Table 3. HER and OER electrodic parameters of pristine and Sr-doped TiO₂ electrocatalysts.

S. No	Materials	HER		OER
		Overpotential (V) to Attain 10 mA/cm2	Tafel Slope (mV/dec)	Onset Potential (V)	Anodic Current Density (mA/cm2) at 1.55 V	Tafel Slope (mV/dec)
1.	Pristine TiO2	1.00	133.33	0.8	0.86	272.94
2.	1% Sr-doped TiO2	0.96	84.09	1.23	0.30	135.09
3.	2.5% Sr-doped TiO2	1.07	139.07	1.34	0.87	170.66
4.	5% Sr-doped TiO2	1.08	146.16	1.1	2.49	91.60

. The decrease in resistance on the applied potential window were monitored at different scan rates from 10–100 mV. Chronoamperometric (CA) measurements were taken to test the durability and stability of 1% Sr-doped TiO₂ electrocatalyst operating at a voltage of-0.5 V; there was no change found in current density, which was almost stable, as shown in Figure 13. The stability of 5% Sr-doped TiO₂ was also examined through CA at 0.5 V voltage by running for up to 8000 s; it was observed that the current density was stable throughout the measurement (Figure 13).

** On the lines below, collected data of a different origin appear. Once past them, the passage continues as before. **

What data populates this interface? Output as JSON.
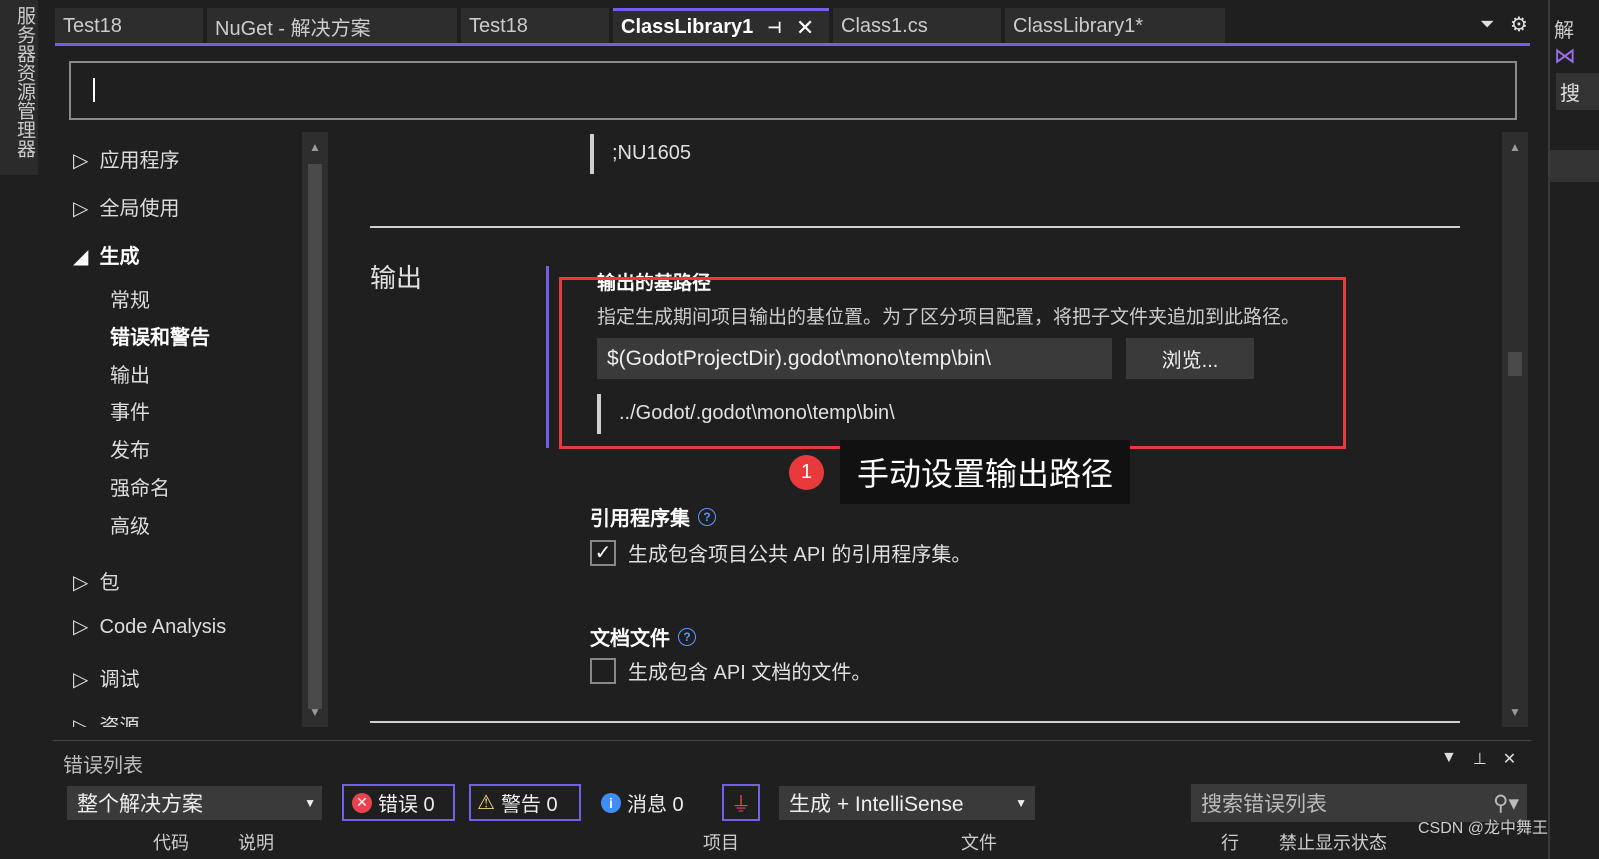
{
  "side_tab": "服务器资源管理器",
  "right_panel": {
    "title": "解",
    "search": "搜"
  },
  "tabs": [
    {
      "label": "Test18"
    },
    {
      "label": "NuGet - 解决方案"
    },
    {
      "label": "Test18"
    },
    {
      "label": "ClassLibrary1",
      "active": true
    },
    {
      "label": "Class1.cs"
    },
    {
      "label": "ClassLibrary1*"
    }
  ],
  "tab_icons": {
    "pin": "pin-icon",
    "close": "close-icon"
  },
  "search": {
    "value": ""
  },
  "nav": {
    "items": [
      {
        "label": "应用程序",
        "level": 0,
        "expanded": false
      },
      {
        "label": "全局使用",
        "level": 0,
        "expanded": false
      },
      {
        "label": "生成",
        "level": 0,
        "expanded": true
      },
      {
        "label": "常规",
        "level": 1
      },
      {
        "label": "错误和警告",
        "level": 1,
        "selected": true
      },
      {
        "label": "输出",
        "level": 1
      },
      {
        "label": "事件",
        "level": 1
      },
      {
        "label": "发布",
        "level": 1
      },
      {
        "label": "强命名",
        "level": 1
      },
      {
        "label": "高级",
        "level": 1
      },
      {
        "label": "包",
        "level": 0,
        "expanded": false
      },
      {
        "label": "Code Analysis",
        "level": 0,
        "expanded": false
      },
      {
        "label": "调试",
        "level": 0,
        "expanded": false
      },
      {
        "label": "资源",
        "level": 0,
        "expanded": false
      }
    ]
  },
  "main": {
    "prev_value": ";NU1605",
    "section_title": "输出",
    "base_path": {
      "label": "输出的基路径",
      "description": "指定生成期间项目输出的基位置。为了区分项目配置，将把子文件夹追加到此路径。",
      "value": "$(GodotProjectDir).godot\\mono\\temp\\bin\\",
      "browse": "浏览...",
      "evaluated": "../Godot/.godot\\mono\\temp\\bin\\"
    },
    "ref_assembly": {
      "label": "引用程序集",
      "checkbox": "生成包含项目公共 API 的引用程序集。",
      "checked": true
    },
    "doc_file": {
      "label": "文档文件",
      "checkbox": "生成包含 API 文档的文件。",
      "checked": false
    }
  },
  "annotation": {
    "number": "1",
    "text": "手动设置输出路径",
    "color": "#e83a3a"
  },
  "error_list": {
    "title": "错误列表",
    "scope": "整个解决方案",
    "errors": "错误 0",
    "warnings": "警告 0",
    "messages": "消息 0",
    "source": "生成 + IntelliSense",
    "search_placeholder": "搜索错误列表",
    "columns": [
      "代码",
      "说明",
      "项目",
      "文件",
      "行",
      "禁止显示状态"
    ]
  },
  "watermark": "CSDN @龙中舞王",
  "colors": {
    "accent": "#7160e8",
    "highlight": "#e83a3a"
  }
}
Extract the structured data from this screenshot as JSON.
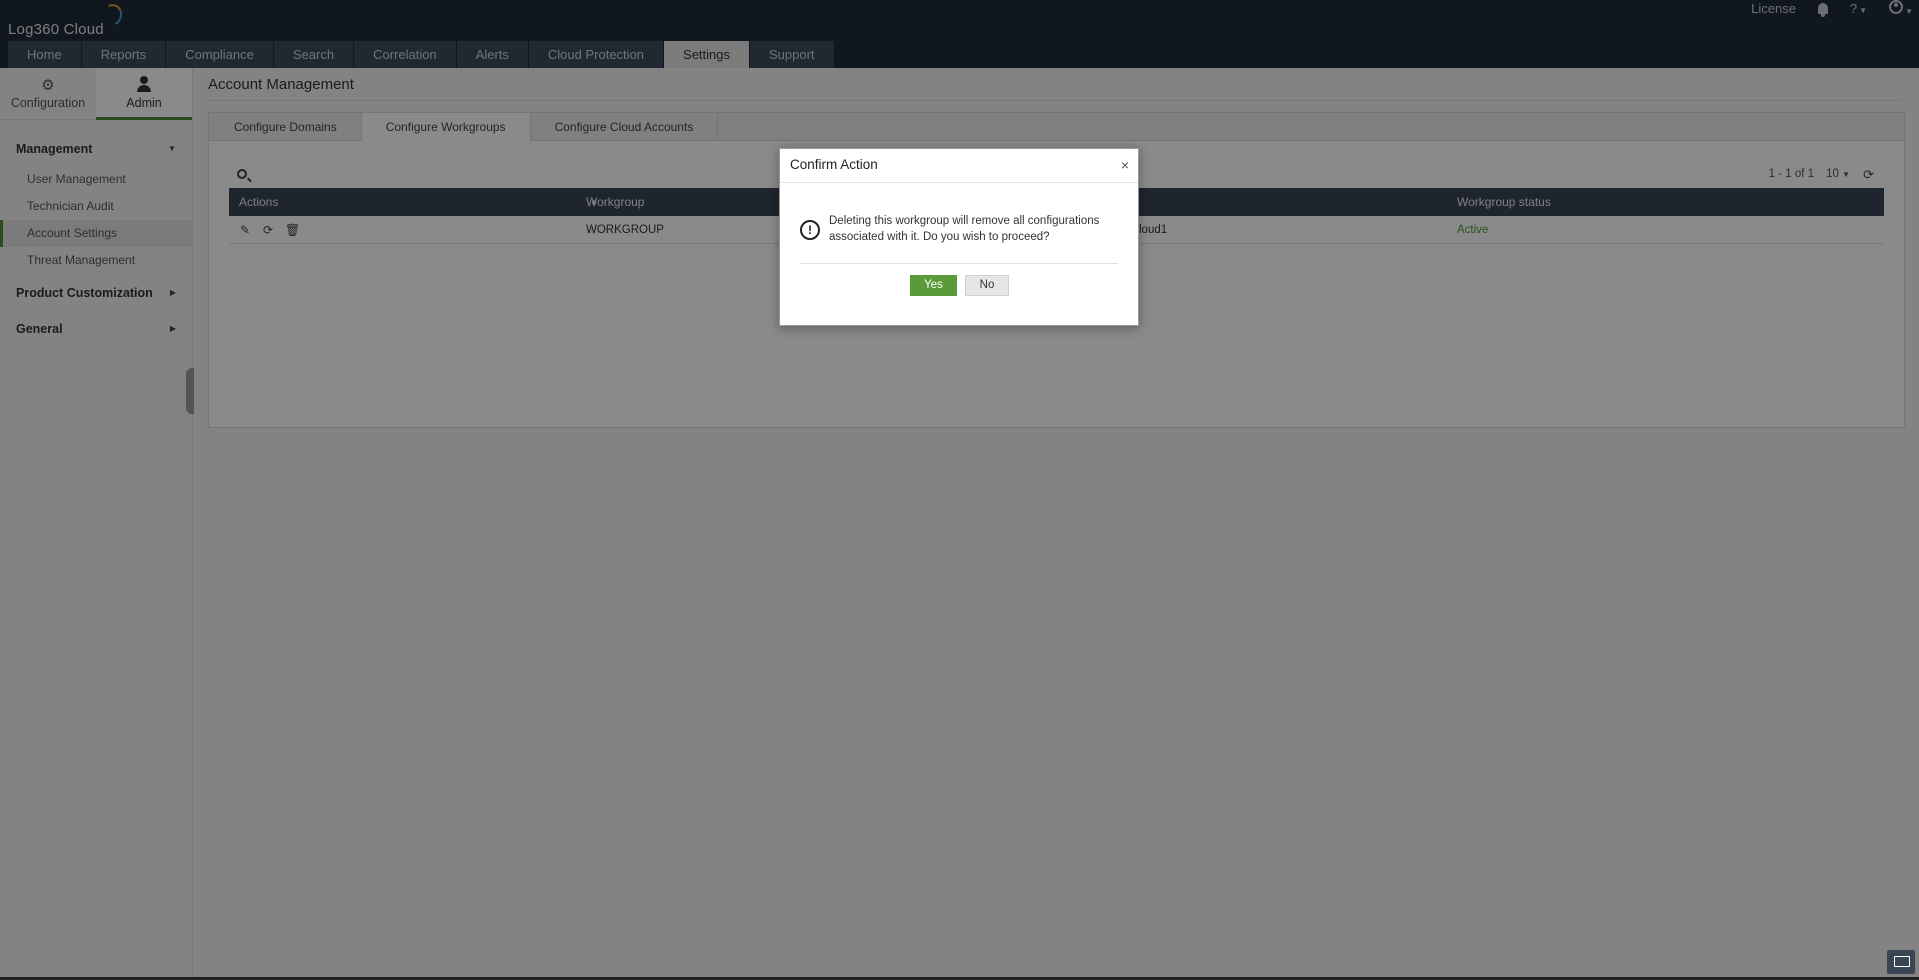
{
  "app": {
    "logo_text": "Log360 Cloud",
    "license_label": "License",
    "help_label": "?"
  },
  "nav": {
    "tabs": [
      "Home",
      "Reports",
      "Compliance",
      "Search",
      "Correlation",
      "Alerts",
      "Cloud Protection",
      "Settings",
      "Support"
    ],
    "active": "Settings"
  },
  "sidebar": {
    "tabs": [
      {
        "label": "Configuration",
        "icon": "gear-icon"
      },
      {
        "label": "Admin",
        "icon": "user-icon",
        "active": true
      }
    ],
    "sections": [
      {
        "label": "Management",
        "expanded": true,
        "items": [
          "User Management",
          "Technician Audit",
          "Account Settings",
          "Threat Management"
        ],
        "active_item": "Account Settings"
      },
      {
        "label": "Product Customization",
        "expanded": false
      },
      {
        "label": "General",
        "expanded": false
      }
    ]
  },
  "main": {
    "title": "Account Management",
    "subtabs": [
      "Configure Domains",
      "Configure Workgroups",
      "Configure Cloud Accounts"
    ],
    "active_subtab": "Configure Workgroups",
    "pager": "1 - 1 of 1",
    "page_size": "10",
    "columns": [
      "Actions",
      "Workgroup name",
      "Workgroup status"
    ],
    "rows": [
      {
        "name": "WORKGROUP",
        "partial": "loud1",
        "status": "Active"
      }
    ]
  },
  "modal": {
    "title": "Confirm Action",
    "message": "Deleting this workgroup will remove all configurations associated with it. Do you wish to proceed?",
    "yes_label": "Yes",
    "no_label": "No",
    "close_glyph": "×"
  },
  "colors": {
    "topbar": "#1f2b3a",
    "accent_green": "#5a9a38",
    "grid_header": "#3a4554",
    "status_active": "#4f9a2e"
  }
}
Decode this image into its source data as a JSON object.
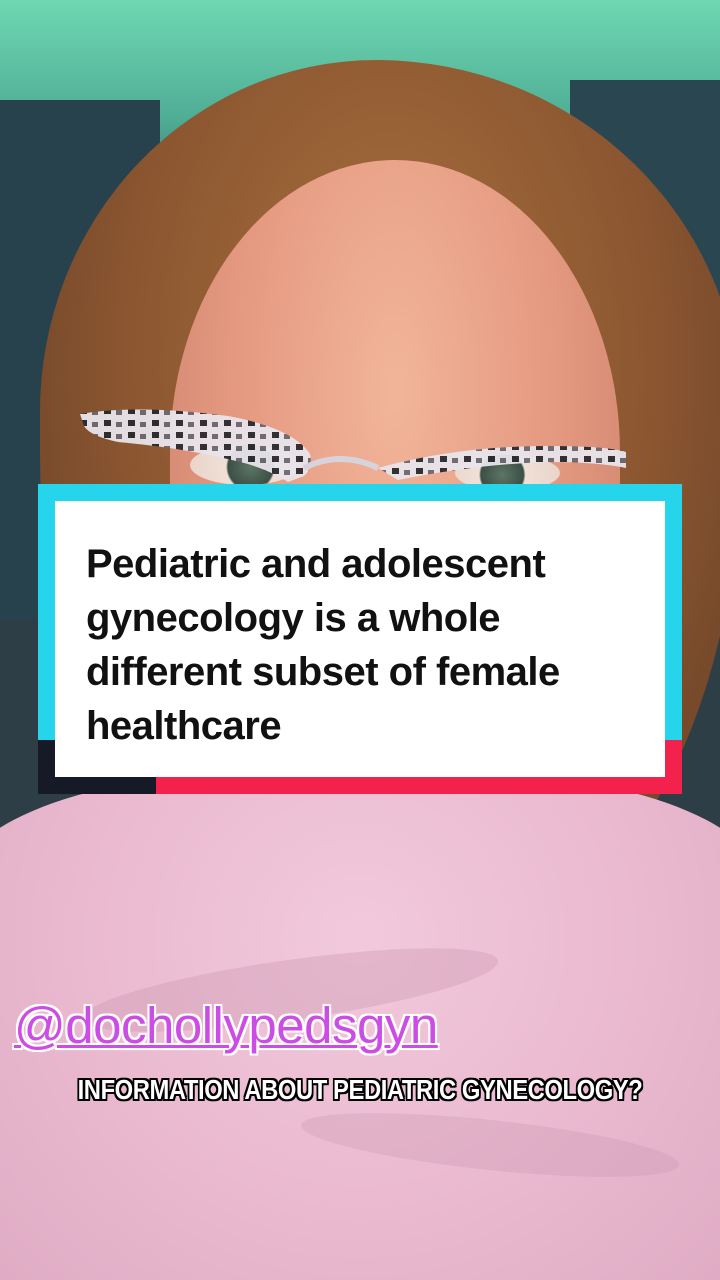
{
  "caption": {
    "text": "Pediatric and adolescent gynecology is a whole different subset of female healthcare"
  },
  "overlay": {
    "mention": "@dochollypedsgyn",
    "subtitle": "INFORMATION ABOUT PEDIATRIC GYNECOLOGY?"
  },
  "colors": {
    "card_cyan": "#26d4ec",
    "card_red": "#f3224c",
    "card_dark": "#161a26",
    "mention": "#cc4de6"
  }
}
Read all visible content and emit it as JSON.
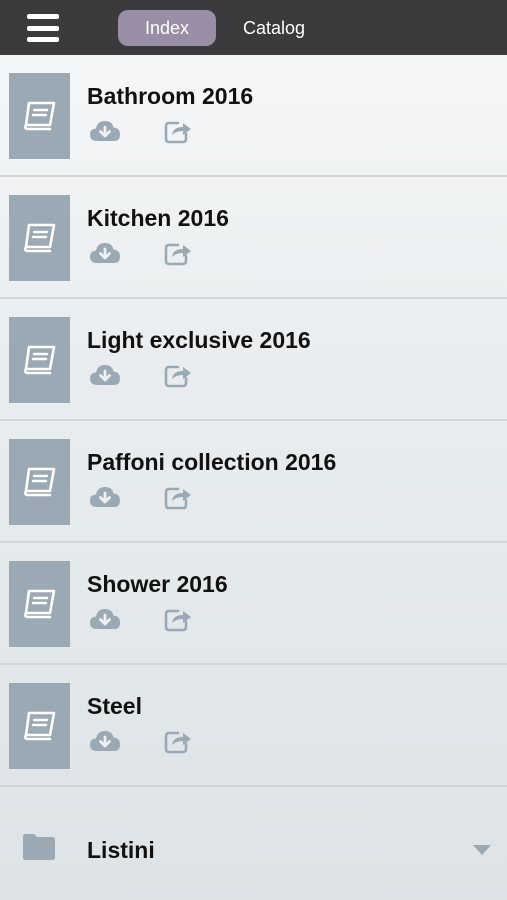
{
  "nav": {
    "menu_icon": "hamburger-menu-icon",
    "tabs": [
      {
        "label": "Index",
        "active": true
      },
      {
        "label": "Catalog",
        "active": false
      }
    ],
    "active_tab_color": "#9a8ea6",
    "bar_color": "#3b3a3c"
  },
  "catalogs": [
    {
      "title": "Bathroom 2016"
    },
    {
      "title": "Kitchen 2016"
    },
    {
      "title": "Light exclusive 2016"
    },
    {
      "title": "Paffoni collection 2016"
    },
    {
      "title": "Shower 2016"
    },
    {
      "title": "Steel"
    }
  ],
  "icons": {
    "thumbnail": "book-icon",
    "download": "cloud-download-icon",
    "share": "share-icon",
    "folder": "folder-icon",
    "expand": "chevron-down-icon"
  },
  "folder": {
    "label": "Listini"
  },
  "colors": {
    "icon_gray": "#9aa9b4",
    "thumb_bg": "#9aa9b4"
  }
}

With the help of CV measurement of optimum HER and OER, electrocatalysis of 1% Sr-doped TiO₂ and 5% Sr-doped TiO₂ was carried out, as shown in Figure 11d,e and Figure 12c, respectively.

4. Conclusions

Pristine anatase TiO₂ and Sr-doped TiO₂ nanocatalysts with highly crystalline and tetragonal structure were successfully synthesized with an eco-friendly low-temperature hydrothermal method. Due to the various reinforcing and synergistic factors of the cubical architectures of the TiO₂ and its dopants, such as increased surface area, the introduction of defects created by doping and the band gap tuning of the material resulted in an enhanced photocatalytic and electrocatalytic performance. One-percent Sr-doped TiO₂ showed the best photocatalytic and electrocatalytic HER activity and 5% Sr-doped TiO₂ displayed optimum electrocatalytic activity towards OER. The maximum H₂ production of 1% Sr-doped TiO₂ was found to be 26.3 mmol$g_{cat}^{-1}$. Furthermore, 1% and 5% Sr-doped TiO₂ electrocatalysts showed maximum current density for both HER (≈10 mA/cm²) and OER (≈2.49 mA/cm²), with an onset potential of 0.96 V for HER and 1.55 V for OER with Tafel slopes of 84.09 and 91.60 mV/dec, respectively. The increase in the photocatalytic and electrocatalytic performances of the photo/electrocatalysts was attributed to the high specific surface areas and the tuning of the band gap introduced by the incorporation of dopants, and resulted in an overall increase in performance. The study thus reveals that the synthesized compounds can act as efficient materials for photo/electrocatalysis for water-splitting hydrogen evolution and current density for HER and OER, which makes them potential candidates for green/renewable energy resources.